Gallagher is also connected to the passing of Kimberly Ray, an Arlington resident, in 2021 at the Integrity Wellness Center in Coppell, where he was chief of anesthesiology before.

It is also reported that he did not attend Ray’s surgery, which was a standard pain therapy. Joseph Scott Houghton, a Certified Registered Nurse Anesthetist (CRNA), carried out the procedure; it is alleged that he misrepresented to Ray his credentials.

In paperwork signed by Ray before the surgery, Houghton identified himself as a “surgeon,” “physician,” and as “Dr. Scott Houghton.” According to a complaint the family filed, he carried out the treatment with assistance from Dr. Venkateswara Rao Mandava, Mauro Molina, and another CRNA.

Gallagher was deposed in the case on January 5, 2023. Despite holding the title of Chief of Anesthesiology at the facility, he acknowledged throughout the deposition that he was not a board-certified anesthesiologist.

He continued by saying that he was not there the day Ray passed away following the administration of a “large sedative dose,” which caused her spine to suffer severe injury as a result of the poorly executed surgery. Following her death on April 23, postmortem examinations revealed that the surgery had damaged her brain.
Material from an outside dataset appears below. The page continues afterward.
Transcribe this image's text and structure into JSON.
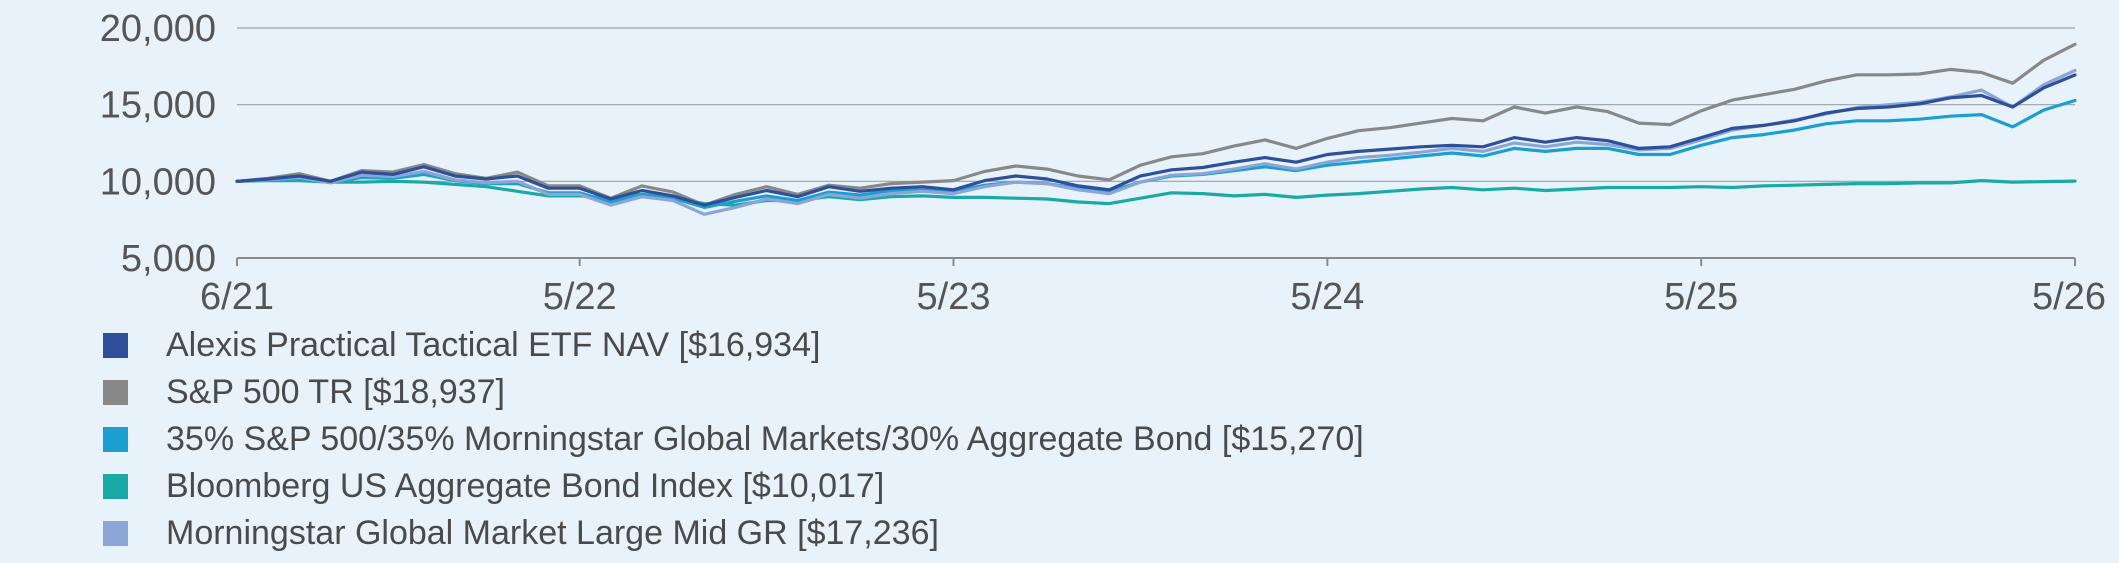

Gallagher further stated that he never inquired with EMS about the care Ray had gotten from them or looked over the records of her treatment.

He went on to say that, even as chief, he wouldn’t manage Mandava because the latter is a medical doctor anesthesiologist.

Texans may look up a doctor’s background, make a complaint, and find out if the individual providing care also has prescriptive power by visiting the Texas Medical Board website and selecting the “Public” button.

After the holidays, it is expected that the TMB will continue to consider Gallagher’s case.